Online10.10.2023

Het ‘voorland principe’ als fenomeen


Aanvulling op het wetenschappelijk begrippenkader

Dit artikel wil ik wijden aan het fenomeen ‘voorland principe’, een fenomeen dat nog niet als zodanig bekend is binnen de wetenschap en dat ik daarom hierbij als zodanig munt en voorstel toe te voegen aan het wetenschappelijk begrippenkader.

De naam ‘voorland principe’ heb ik afgeleid van het verschijnsel ‘voorlandbekken’ dat het gevolg kan zijn van gebergtevorming. Hierover meer onder het kopje ‘Gebergtevorming en voorlandbekkens’. Het ‘voorland principe’ heeft betrekking op bepaalde geologische, meteorologische en hydrologische gebeurtenissen op een omvangrijke en daardoor soms catastrofale schaal.

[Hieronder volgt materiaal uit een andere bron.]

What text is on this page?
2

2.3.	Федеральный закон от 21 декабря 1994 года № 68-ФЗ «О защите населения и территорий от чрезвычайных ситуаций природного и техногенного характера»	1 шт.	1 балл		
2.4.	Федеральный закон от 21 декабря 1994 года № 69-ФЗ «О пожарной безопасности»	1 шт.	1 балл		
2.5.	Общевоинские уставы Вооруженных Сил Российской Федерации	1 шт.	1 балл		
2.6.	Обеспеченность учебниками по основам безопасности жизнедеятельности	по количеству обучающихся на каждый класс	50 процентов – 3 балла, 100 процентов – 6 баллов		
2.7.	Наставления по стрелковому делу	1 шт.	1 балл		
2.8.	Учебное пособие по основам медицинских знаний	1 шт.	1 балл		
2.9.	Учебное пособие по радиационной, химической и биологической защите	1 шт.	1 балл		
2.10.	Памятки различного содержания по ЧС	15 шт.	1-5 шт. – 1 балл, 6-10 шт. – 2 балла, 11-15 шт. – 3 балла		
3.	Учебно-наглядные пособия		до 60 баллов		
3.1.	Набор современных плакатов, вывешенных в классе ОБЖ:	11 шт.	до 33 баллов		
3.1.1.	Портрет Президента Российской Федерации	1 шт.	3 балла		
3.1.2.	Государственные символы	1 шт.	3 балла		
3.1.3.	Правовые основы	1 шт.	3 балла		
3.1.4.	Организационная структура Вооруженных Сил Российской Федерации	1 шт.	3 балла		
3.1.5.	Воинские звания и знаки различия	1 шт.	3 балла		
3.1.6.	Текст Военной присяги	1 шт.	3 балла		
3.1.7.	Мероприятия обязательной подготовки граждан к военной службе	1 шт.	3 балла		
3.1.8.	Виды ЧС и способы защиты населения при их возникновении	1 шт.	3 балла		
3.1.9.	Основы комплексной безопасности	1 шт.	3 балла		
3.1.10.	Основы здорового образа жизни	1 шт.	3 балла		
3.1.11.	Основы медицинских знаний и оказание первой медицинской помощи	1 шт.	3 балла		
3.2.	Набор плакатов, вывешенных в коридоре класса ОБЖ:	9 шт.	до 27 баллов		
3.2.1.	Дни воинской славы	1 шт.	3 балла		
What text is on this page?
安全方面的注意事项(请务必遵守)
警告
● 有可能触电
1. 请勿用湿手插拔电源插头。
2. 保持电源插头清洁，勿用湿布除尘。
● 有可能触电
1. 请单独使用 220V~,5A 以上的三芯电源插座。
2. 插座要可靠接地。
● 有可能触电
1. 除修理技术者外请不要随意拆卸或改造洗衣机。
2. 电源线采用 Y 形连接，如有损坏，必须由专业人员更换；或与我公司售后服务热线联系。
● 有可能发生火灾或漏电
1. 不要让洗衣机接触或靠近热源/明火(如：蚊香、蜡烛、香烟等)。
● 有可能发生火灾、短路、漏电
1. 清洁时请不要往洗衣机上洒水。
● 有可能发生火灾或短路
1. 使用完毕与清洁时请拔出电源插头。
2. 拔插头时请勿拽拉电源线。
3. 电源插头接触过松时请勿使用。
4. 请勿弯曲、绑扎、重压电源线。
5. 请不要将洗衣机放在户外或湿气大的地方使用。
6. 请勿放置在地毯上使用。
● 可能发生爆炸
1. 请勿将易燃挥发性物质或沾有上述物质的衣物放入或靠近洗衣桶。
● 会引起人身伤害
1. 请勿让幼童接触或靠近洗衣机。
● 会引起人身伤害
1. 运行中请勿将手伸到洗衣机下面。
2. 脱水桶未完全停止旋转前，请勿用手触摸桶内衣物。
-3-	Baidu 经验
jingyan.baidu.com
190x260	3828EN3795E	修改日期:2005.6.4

Definitie van het ‘voorland principe’

Het ‘voorland principe’ vertegenwoordigt voor een waarnemer ter plekke het plaatsvinden van een tegengestelde activiteit of energie direct voorafgaande aan en/of na een omvangrijke gebeurtenis. Daarbij is er voor de waarnemer ter plekke sprake van een duidelijk verschil in activiteit of energie in vergelijking met de tijd of lokatie verder voorafgaande aan of verder na deze gebeurtenis. Het gaat dus specifiek om een dip ten opzichte van de basislijn, -activiteit of -energie verder voorafgaande aan en/of verder na een omvangrijke gebeurtenis.

Gebergtevorming, buienvorming en tsunamivorming vertegenwoordigen het drietal gebeurtenissen die duiden op het bestaan van het ‘voorland principe’ als gemeenschappelijk fenomeen.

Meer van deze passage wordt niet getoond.